Robert Sterling Arnold (January 26, 1905 – February 8, 2003) was an American shape note music publisher, singer, composer, singing school teacher, and the cousin of country western singer, Eddy Arnold. Robert was born at Coleman in Coleman County, Texas, the son of Millard Franklin and Rowena Victoria (Lawrence) Arnold.

Arnold received his musical training from southern shape note teachers such as Mr. & Mrs. J. H. Carr, W. W. Combs, L. A. Gordon, J. B. Herbert, John A. McClung, Will M. Ramsey, and Frank White. He traveled as a member of several quartets, including the Central Music Company Quartet. He also traveled extensively to teach about 300 shape note singing schools.
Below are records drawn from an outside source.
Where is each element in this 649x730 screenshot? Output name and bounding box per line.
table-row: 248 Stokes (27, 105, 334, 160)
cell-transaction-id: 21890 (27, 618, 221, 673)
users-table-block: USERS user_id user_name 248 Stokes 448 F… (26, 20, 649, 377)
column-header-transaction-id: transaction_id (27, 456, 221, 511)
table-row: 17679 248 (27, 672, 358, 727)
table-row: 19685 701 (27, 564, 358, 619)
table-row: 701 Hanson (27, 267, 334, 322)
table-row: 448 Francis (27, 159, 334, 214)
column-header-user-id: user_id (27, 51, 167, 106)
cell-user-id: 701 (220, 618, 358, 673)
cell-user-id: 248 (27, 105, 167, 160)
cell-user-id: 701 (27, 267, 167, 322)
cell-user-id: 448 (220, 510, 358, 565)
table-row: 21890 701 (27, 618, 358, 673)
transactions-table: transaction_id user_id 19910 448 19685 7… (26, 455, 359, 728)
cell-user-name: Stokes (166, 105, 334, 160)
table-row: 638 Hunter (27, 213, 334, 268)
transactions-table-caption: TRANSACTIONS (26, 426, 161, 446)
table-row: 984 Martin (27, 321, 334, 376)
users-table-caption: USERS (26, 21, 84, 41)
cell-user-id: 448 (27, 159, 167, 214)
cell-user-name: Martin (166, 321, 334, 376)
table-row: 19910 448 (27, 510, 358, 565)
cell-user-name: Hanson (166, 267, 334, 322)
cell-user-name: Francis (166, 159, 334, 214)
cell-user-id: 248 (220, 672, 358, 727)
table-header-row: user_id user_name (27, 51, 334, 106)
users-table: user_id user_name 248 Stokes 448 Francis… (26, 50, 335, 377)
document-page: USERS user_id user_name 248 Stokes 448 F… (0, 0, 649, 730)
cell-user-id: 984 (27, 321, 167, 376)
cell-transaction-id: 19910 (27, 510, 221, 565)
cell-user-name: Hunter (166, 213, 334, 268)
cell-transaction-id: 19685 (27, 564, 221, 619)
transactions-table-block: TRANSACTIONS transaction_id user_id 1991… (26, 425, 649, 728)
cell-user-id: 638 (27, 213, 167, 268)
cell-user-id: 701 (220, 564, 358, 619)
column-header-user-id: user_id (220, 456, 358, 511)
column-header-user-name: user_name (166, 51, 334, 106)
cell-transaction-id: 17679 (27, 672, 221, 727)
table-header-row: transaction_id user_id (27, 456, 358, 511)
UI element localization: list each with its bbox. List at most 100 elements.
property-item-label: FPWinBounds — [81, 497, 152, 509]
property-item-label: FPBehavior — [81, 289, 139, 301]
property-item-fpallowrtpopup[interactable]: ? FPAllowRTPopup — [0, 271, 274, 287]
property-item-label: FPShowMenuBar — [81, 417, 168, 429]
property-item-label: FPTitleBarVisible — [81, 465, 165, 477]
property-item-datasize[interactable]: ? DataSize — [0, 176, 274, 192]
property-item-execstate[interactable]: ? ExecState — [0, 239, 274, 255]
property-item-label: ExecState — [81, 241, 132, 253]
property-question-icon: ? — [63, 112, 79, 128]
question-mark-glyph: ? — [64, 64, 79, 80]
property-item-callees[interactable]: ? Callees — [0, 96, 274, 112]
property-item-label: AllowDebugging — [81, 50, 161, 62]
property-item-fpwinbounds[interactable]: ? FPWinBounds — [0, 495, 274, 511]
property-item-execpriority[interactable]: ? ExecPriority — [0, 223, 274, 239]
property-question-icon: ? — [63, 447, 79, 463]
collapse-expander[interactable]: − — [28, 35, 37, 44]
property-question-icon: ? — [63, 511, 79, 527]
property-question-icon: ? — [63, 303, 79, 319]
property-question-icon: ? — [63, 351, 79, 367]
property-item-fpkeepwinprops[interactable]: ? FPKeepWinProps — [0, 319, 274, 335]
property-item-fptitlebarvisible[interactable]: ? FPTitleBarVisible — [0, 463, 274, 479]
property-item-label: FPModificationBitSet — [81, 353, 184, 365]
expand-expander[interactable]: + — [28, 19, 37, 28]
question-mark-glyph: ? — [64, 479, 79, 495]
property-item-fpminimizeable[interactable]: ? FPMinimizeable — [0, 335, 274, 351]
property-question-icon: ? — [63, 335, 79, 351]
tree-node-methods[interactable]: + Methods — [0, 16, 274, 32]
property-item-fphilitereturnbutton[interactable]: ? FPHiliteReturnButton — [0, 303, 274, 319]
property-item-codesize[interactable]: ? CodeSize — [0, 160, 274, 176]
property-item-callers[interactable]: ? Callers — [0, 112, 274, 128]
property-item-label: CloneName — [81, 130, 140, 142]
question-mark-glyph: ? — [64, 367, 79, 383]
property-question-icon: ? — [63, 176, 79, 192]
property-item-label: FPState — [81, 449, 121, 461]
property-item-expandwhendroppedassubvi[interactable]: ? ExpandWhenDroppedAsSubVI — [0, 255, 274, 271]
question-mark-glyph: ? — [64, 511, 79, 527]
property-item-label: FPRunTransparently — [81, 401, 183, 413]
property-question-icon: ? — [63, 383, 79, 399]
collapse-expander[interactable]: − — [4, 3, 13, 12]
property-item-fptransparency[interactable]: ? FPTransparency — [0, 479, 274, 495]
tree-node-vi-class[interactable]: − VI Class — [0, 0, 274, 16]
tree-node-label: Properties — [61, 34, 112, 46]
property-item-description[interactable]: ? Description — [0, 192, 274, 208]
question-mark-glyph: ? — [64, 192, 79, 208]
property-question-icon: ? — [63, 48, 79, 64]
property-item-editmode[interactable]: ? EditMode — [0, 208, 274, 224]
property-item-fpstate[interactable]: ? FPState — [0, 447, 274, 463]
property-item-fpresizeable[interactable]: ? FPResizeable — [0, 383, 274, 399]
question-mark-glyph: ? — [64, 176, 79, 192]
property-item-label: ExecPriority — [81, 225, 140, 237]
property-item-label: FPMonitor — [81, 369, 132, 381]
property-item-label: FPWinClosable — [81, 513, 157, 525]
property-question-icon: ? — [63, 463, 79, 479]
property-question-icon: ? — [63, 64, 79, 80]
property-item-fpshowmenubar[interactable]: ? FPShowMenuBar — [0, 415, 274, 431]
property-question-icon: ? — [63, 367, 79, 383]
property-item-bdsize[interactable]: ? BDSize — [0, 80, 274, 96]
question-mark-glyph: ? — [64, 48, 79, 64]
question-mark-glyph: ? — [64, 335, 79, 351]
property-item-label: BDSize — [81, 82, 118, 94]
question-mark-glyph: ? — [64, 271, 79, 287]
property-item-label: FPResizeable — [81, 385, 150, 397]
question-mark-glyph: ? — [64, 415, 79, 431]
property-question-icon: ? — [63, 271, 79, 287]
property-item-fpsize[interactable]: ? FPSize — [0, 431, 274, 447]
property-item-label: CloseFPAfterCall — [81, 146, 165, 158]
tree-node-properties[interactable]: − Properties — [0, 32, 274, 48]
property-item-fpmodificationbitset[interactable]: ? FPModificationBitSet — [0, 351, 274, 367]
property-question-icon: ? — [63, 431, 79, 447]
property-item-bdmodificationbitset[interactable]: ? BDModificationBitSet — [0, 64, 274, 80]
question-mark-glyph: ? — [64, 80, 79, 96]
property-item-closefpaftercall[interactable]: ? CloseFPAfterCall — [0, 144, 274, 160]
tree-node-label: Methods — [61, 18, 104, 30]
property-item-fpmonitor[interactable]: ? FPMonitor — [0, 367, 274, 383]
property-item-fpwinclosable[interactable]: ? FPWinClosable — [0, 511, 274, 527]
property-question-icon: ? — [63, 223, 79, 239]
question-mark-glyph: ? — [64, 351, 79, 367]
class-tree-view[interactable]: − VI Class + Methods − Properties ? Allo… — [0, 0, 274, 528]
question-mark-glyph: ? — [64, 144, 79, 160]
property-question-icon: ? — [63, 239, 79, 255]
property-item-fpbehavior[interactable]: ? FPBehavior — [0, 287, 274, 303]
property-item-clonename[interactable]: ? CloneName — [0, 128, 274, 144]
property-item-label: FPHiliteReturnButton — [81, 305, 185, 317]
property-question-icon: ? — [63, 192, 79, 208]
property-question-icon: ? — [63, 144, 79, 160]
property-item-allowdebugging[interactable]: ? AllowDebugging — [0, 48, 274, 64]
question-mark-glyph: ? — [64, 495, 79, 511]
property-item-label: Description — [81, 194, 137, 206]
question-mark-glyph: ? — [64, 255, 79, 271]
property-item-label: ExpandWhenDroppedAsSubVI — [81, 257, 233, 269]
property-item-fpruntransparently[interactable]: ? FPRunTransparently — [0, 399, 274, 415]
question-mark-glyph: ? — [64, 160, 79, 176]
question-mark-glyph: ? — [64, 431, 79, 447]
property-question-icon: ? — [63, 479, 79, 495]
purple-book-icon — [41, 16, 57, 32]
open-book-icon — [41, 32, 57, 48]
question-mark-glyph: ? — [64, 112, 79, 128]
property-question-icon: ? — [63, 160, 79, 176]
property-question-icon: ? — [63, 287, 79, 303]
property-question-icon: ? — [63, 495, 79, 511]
In 1927, he joined Bill Bynum, Cecil MacDonald, and Bernie Horner to form the Overall Quartet. Sponsored by the J. C. Penney Company, the group wore pressed blue overalls, white shirts, and black bow ties at their concerts. In 1928, he married Cora Angie McDonald, whom he met at a gospel singing at Veribest (near San Angelo, Texas). They lived in Fort Worth, Kennedale and Jefferson, Texas, returning to Coleman in 1975. While in Fort Worth, he had a studio and taught piano and voice. He was the founder and owner of the National Music Company, which company published about fifty singing convention books. Before that he was a partner with Albert E. Brumley and W. Oliver Cooper in the Hartford National Company. Robert and Cora Arnold were members of the Church of Christ.

Some of his more popular songs include Did You Repent, Fully Repent?, Have You Thought, Really Thought?, If I Could But Just Take One Soul To Heaven, and I Wanta Get Right. No Tears in Heaven, written in 1935, is probably his best known song. In addition to its popularity at shape note singings No Tears in Heaven has been recorded by gospel quarters and artists such as Buck Owens, Skeeter Davis, Red Foley, and The Chuck Wagon Gang.

Robert Sterling Arnold is a member of the 2005 Southern Gospel Music Hall of Fame inductees. Arnold was inducted into the Texas Gospel Music Hall of Fame on September 14, 1985. He died in Coleman County at age 98 on February 8, 2003 and was buried in the Silver Valley Cemetery.